German journalist, writer and politician (1934–2017)

Johanna Christina Grund (17 July 1934 in Breslau – 13 July 2017) was a German journalist, writer and politician with Die Republikaner (REP). She was a member of the European Parliament between 1989 and 1994.

Grund was a leading member of the REP during the late 1980s and for a time served as deputy leader. However she became critical of the leadership of Franz Schönhuber as REP began to lose ground in elections in the late 1980s. As part of the power struggle Grund, along with Hans Dorn and Karl Richter, briefly gained control of the party journal Der Republikanische Anzeiger in 1990 before being forced out by Schönhuber and instead printing the dissident Deutsche Rundschau. Grund even served as interim leader of the party following Schönhuber's temporary resignation in 1990.
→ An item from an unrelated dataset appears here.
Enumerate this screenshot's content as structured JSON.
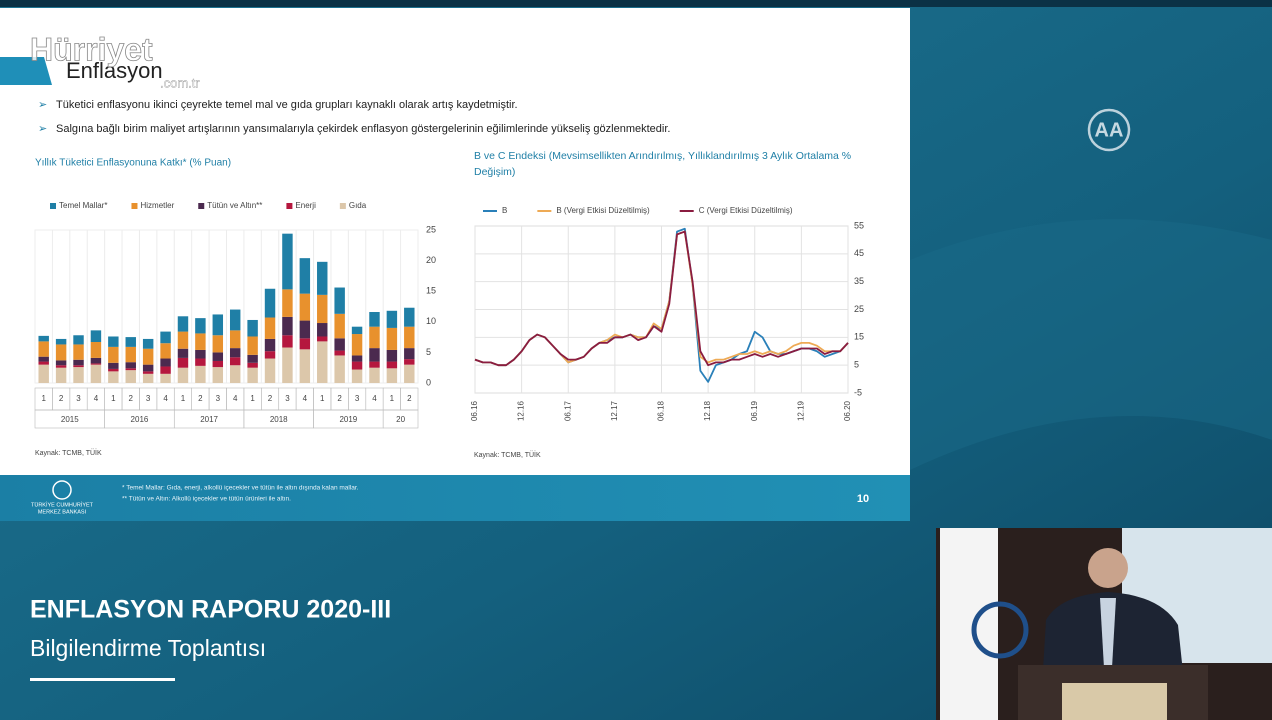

Her opposition to his leadership led to her expulsion from the party, along with fellow MEP Harald Neubauer, after Schönhuber successfully saw off a challenge to his leadership in the summer of 1990. Following the formation of the German League for People and Homeland (DVLH) by Neubauer in January 1991 Grund joined the group along with fellow MEPs Peter Köhler and Hans-Günther Schodruch, both of whom had resigned from REP in protest at Schönhuber's leadership. She continued to be involved in the production of Deutsche Rundschau, which became the party organ of DVLH until it was absorbed by Nation Europa in 1994.